Départ 15h de Canet pour notre première navigation sous voile, en famille et avec Alain, notre courtier, qui semble bien décidé à nous aider jusqu'au départ pour la prise en main du bateau. Les manœuvres au moteur dans le port se passent bien, il faut dire que nous avons déjà un peu d'entrainement avec les allers et retours qui ont été nécessaires d'un bout à l'autre de la zone technique pour le démontage et remontage de l'étai. En sortie de port, nous établissons la grand-voile avec un ris. Les galhaubans n'ont pas été complètement réglés, il ne faut pas demander trop d'effort au mât... Nous descendons tranquillement au portant vers Collioure, avec un vent de force 4 ou 5, et Eol se comporte plutôt bien.  Comme nous avons des passagers qu'il s'agit de ne pas saturer de la voile en une seule sortie (Matthieu, Léa, Papou et Mado), nous faisons demi-tour au bout d'une heure pour retourner vers Canet, cette fois-ci au près. En remontant contre le vent, nous mettons un peu plus de temps. Trois heures à tirer des bords pour retourner à Canet nous permettent de nous familiariser avec Eol, qui ressemble enfin à un vrai bateau.

Mercredi matin, Papou et Mado repartent chez les ch'ti, et nous prenons un rythme différent : les enfants nous sollicitant davantage, nous devons nous adapter à eux et les intégrer dans notre planning de travaux. Greg passe toujours autant de temps dans les moteurs, et quand il n'y est pas, il est quand même dans les fonds ou dans les jupes à jouer avec les pompes de cale... Nous avons aussi quelques problèmes d'évacuation, qui, liés à nos problèmes de fuite diverses (eau, huile, gasoil...) nous font hésiter à partir en navigation en famille.
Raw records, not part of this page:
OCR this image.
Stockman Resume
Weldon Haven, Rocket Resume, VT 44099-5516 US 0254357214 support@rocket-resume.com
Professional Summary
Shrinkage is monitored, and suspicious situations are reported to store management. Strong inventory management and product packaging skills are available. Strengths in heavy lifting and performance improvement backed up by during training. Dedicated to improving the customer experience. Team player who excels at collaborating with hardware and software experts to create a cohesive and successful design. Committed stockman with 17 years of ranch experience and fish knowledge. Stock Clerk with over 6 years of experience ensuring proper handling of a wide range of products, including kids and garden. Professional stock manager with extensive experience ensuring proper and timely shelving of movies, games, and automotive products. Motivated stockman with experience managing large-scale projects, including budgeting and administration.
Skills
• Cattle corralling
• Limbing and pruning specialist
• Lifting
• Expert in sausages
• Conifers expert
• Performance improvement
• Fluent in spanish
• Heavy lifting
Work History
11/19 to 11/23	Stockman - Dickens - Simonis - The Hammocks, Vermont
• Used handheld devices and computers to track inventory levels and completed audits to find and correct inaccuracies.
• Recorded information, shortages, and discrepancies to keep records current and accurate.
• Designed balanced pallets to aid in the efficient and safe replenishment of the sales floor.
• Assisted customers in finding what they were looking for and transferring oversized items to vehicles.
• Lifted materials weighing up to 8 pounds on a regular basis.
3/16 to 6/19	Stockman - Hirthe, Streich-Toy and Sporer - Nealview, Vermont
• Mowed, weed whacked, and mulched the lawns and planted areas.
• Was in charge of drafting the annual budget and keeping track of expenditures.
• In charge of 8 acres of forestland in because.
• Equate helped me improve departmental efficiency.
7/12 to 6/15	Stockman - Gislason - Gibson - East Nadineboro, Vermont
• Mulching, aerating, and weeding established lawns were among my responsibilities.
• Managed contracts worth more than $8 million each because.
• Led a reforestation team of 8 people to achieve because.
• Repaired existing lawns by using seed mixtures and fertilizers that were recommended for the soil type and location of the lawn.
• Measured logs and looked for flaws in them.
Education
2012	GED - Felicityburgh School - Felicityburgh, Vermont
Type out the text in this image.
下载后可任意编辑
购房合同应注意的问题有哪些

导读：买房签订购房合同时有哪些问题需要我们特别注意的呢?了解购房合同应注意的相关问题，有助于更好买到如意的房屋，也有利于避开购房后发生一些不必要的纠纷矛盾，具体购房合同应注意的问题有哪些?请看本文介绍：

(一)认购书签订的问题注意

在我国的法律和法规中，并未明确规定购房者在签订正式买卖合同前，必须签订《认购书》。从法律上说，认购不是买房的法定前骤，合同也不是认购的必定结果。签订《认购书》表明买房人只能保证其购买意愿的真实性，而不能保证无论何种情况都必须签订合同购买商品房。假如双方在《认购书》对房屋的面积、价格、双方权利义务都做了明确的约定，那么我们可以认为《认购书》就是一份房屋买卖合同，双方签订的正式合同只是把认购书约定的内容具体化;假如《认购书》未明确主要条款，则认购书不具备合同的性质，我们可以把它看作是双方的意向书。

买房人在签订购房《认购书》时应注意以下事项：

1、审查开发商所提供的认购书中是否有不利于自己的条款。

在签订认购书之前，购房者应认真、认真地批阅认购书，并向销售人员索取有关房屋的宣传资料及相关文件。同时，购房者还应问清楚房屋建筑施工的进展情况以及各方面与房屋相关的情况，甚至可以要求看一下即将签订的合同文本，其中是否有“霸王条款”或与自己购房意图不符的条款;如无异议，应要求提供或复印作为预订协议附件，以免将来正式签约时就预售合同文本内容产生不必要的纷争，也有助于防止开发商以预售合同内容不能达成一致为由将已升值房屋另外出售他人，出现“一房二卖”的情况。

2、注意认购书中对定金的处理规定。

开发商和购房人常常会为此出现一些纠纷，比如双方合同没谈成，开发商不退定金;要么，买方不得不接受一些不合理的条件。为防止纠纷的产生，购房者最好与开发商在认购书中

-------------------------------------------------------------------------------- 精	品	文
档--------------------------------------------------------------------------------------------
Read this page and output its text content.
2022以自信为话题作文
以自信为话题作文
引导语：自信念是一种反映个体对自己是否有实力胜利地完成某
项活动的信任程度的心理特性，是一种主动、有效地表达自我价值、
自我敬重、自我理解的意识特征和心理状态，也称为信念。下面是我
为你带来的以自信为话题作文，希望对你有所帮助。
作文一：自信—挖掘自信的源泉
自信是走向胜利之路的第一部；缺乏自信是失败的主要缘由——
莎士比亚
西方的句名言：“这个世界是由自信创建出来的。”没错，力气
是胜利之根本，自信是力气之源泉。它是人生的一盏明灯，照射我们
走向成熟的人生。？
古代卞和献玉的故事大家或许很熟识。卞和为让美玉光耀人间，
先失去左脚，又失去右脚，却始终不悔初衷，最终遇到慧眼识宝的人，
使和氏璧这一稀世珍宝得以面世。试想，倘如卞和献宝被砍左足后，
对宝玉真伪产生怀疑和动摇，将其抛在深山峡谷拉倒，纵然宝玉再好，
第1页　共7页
Jeudi soir, après avoir résolu provisoirement la question des pompes, nous envisageons une nav pour le lendemain. Météo dûment prise vendredi matin, nous changeons nos plans : le petit souffle de ce matin va forcir tout au long de la journée, pour atteindre du 7 dans la nuit, avec des rafales annoncées à 10 (55 noeuds de vent, soit près de 100 km/h). Il semble plus raisonnable de rester à quai et de remettre la sortie à la semaine prochaine, lorsque le vent aura faibli. Nous en profitons pour terminer l'inventaire du bateau, faire connaissance avec l'électronique embarquée (le radar et le navtex acceptent enfin de s'allumer après recherche dans le tableau électrique) nettoyer le bateau et planifier les prochains chantiers à mener.

La semaine se termine par un apéro avec nos voisins de Canet, Dodo et ses enfants visitent le bateau, et nous pouvons rendre une des nombreuses soirées passées chez Dorothée et Fabrice entre l'année dernière et cet été.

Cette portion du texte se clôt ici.